Tyranny

by Carrinicole

It’s hard to be American these days. No matter your affiliation, there is shame — in pandemic response, how we treat our most marginalized, feeling left behind. There is fear.

I form opinions based on history and facts, both requiring critical thinking. I don’t form any opinion on emotion — only doing so when I need to gut check with the deepest Knowing of my soul. (Like…yes, on paper the stock market is doing okay, but I know we as a collective are NOT okay.)

I started watching “John Adams” on HBO to dive into the details of our Founding from the point of view of one Father. The common thread between now and then is the concept of tyranny.

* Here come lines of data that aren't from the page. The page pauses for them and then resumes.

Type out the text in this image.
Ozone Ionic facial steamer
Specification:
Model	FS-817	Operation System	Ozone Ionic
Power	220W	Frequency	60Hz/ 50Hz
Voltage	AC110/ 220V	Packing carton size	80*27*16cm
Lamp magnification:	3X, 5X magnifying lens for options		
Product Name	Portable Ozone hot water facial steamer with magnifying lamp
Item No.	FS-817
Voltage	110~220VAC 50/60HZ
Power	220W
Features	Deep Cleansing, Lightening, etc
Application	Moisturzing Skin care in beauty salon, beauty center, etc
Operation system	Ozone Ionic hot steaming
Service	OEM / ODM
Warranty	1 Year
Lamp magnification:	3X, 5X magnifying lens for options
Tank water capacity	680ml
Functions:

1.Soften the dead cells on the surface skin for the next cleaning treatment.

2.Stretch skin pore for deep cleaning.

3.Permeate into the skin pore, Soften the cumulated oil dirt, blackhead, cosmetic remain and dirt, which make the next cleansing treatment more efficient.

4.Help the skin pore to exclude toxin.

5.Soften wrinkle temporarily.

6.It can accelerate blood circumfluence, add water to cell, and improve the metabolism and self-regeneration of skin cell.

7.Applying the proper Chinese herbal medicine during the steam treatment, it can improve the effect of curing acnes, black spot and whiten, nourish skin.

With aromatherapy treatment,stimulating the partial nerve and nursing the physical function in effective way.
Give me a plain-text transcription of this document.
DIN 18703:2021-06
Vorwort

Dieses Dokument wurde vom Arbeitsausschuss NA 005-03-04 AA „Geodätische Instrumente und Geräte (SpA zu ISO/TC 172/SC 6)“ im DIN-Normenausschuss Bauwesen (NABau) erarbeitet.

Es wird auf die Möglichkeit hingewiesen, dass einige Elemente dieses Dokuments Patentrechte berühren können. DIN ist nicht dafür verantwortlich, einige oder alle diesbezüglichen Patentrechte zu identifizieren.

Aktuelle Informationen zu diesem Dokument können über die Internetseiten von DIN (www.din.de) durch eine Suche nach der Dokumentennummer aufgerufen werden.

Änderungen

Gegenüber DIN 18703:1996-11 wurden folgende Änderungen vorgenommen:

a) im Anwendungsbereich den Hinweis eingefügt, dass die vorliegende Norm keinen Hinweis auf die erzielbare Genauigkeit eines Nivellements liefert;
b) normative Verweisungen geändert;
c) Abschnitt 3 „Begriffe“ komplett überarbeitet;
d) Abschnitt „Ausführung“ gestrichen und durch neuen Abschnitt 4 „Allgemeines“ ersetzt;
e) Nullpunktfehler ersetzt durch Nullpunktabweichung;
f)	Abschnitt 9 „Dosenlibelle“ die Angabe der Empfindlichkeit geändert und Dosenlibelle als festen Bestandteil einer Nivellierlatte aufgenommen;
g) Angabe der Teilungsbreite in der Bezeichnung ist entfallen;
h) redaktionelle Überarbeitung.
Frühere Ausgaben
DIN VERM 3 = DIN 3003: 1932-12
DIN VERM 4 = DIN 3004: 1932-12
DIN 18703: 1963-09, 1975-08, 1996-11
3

Our Declaration of Independence states “…whose character is thus marked by every act which may define a Tyrant, is unfit to be the ruler of a free people.”

Tyranny, in the most traditional term, means cruel, oppressive, unreasonable use of power or control; exercising power without legal restraint. Those close to me have heard me say a million times, “as a student of history, I take solace in the fact that every western nation has its tyrant. This is our moment. And like every other nation, we will get past it.”

How did we get past King George 244 years ago? Organization, unity, action. They placed their collective conscious into law, and held power accountable to law. Their ability to come together and achieve an insurmountable task inspires me and makes me proud. That’s some grit right there.

While I feel in the 1770s there wasn’t full representation at the table — I do believe in their approach. I know I have a duty to vote. It’s the only way.

I will vote for individuals who look like the world around me — different races, genders, and ages— who understand why I feel unseen, and put policies on the table that unify us, hold power into account, take care of our most vulnerable, and protect our planet.